From a Player side: Combat both feels and is much faster.

There are many other things, but some of them tie neatly into those two, so those probably are the largest.
 

Running the game is actually fun and enjoyable. That's the biggest difference I've seen.

Yup. And preping to run is so much less arduous. I can remember that in 3e, I'd spend 30+ minutes getting one monster ready, and far more than that if I wanted to do anything weird. I'd say that's cut in half, and that's getting stuff prepared far more formally.
 

Falling Damage

Falling damage is for my players almost as scary as in real life, now. :)

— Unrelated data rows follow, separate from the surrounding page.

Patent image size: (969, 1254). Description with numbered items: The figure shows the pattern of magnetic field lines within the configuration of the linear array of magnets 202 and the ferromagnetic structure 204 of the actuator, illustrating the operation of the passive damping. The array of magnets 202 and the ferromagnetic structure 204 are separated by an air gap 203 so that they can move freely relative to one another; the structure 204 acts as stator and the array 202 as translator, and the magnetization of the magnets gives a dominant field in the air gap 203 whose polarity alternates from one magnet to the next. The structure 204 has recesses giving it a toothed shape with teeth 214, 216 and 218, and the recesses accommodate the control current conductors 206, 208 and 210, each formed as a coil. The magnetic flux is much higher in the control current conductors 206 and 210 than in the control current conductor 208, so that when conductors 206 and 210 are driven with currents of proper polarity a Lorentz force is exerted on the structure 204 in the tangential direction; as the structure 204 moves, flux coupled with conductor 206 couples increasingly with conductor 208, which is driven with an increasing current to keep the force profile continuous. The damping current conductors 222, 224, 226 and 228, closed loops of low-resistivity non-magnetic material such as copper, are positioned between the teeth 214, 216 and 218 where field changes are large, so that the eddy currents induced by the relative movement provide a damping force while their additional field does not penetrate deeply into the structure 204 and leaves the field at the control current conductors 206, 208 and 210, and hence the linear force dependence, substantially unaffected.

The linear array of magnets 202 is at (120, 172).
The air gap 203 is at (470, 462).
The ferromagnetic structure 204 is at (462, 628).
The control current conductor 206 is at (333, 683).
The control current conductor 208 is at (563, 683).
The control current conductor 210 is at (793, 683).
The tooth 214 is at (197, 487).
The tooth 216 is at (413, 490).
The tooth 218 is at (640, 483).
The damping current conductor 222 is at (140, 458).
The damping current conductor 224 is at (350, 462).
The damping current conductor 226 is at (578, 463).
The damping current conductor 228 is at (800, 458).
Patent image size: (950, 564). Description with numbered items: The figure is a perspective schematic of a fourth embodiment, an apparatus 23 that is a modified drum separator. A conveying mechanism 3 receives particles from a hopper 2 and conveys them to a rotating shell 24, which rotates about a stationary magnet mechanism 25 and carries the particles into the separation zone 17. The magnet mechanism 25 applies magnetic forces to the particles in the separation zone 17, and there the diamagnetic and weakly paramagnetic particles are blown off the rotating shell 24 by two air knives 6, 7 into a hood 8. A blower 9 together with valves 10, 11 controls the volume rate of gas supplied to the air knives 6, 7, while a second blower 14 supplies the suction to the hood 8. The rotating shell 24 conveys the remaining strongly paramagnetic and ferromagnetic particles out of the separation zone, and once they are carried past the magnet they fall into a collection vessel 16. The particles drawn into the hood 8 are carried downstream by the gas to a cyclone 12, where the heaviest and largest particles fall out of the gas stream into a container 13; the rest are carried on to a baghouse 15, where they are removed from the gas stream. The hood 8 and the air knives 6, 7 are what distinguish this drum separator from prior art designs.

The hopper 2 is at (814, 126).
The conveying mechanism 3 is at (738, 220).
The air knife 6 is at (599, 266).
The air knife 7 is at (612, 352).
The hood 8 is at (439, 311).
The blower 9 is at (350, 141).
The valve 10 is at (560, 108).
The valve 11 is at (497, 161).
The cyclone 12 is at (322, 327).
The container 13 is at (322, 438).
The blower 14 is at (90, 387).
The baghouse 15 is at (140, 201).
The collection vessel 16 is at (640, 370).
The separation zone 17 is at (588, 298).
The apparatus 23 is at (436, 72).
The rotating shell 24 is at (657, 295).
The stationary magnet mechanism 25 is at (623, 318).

I'll never forget in a game about eight months ago the 12th level fighter who jumped out of a 110-FOOT TREE, took 43 damage, got up and joined in a fight with around 70 or 80 hit points remaining. While cool, it was so over the top we are still referring to it, as late as our most recent session.

Now, that 12th level fighter would have around 90 to 100 max hit points, and taking a 60-point fall or so, with a potential to be a 100-point fall, would not be something he did lightly. And that fighter would look at a 500-foot drop and shy away like a level 1 green recruit...
 

The Rules Aren't The Same between PCs and NPCs. This has far-reaching implications that I didn't fully appreciate until I'd been playing 4e for awhile and thought about the things I could not conveniently do anymore.

If, in a game, PCs and NPCs obviously operate on the same rules, there is more room for mystery plots, as players can look at the capabilities open to them and make some deductions.

It is also more tempting to run plots with strictly normal (i.e., PC-like) antagonists.

3e had become more of a burden than a game. It is too clunky. But it, and editions before it, in some ways attempted to describe a fantastical universe, consistent between PCs and NPCs. 4e does not attempt this in any way that I can discern, and I am not entirely willing to give up on that. I think my response to this will be to build a wide variety of strictly normal statblocks, an expansion of the human, elf, dwarf, etc., entries in the MM. Their powers will be cognates of PC powers, and recognizable as such. If they do a little more or less damage, that's not really relevant.

B
 



Biggest difference is how eager I am to play or run it.
In example, every class seems interesting and exciting to me (although I think fighters and rogues may have become my faves...).

Ruleswise? The game being focused around the power mechanic. I don't think it's a perfect design, but I like it a lot more than 3.x.